The Cornwall green features monuments honoring the town’s war veterans and a 1989 tornado.
Two granite monuments at the eastern edge of the green, near the corner of Pine Street and Bolton Hill Road, honor veterans of the nation’s 20th Century wars.
The southern monument features bronze Honor Roll plaques listing Cornwall’s World War veterans. The World War I plaque lists about 38 names.
The World War II Honor Roll lists about 110 names, and highlights seven Cornwall residents who died during their World War II service.
Next to the World Wars memorial, a monument honors Cornwall’s veterans of Korea and Vietnam. The Korea plaque lists about 35 local veterans, and the Vietnam plaque lists about 50 names.
A few steps south of the war memorials, a plaque under a large oak tree proclaims the tree to be a descendent of Hartford’s Charter Oak.

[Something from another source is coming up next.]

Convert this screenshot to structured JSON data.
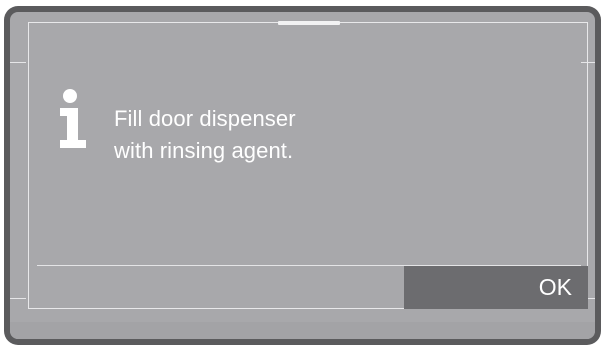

At the western edge of the green, a memorial plaque near a young tree honors “the people and the community spirit that helped Cornwall recover from the July 10, 1989 tornado.” The plaque also lists civic leaders in 1989.
The tornado, one of several to strike Connecticut that day, largely destroyed the old-growth Cathedral Pines forest in Cornwall.
A marker in front of St. Peter’s Lutheran Church, near the western edge of the green, designates the location of the Foreign Mission School, which attempted to educate Native American and international missionary students between 1819 and 1826.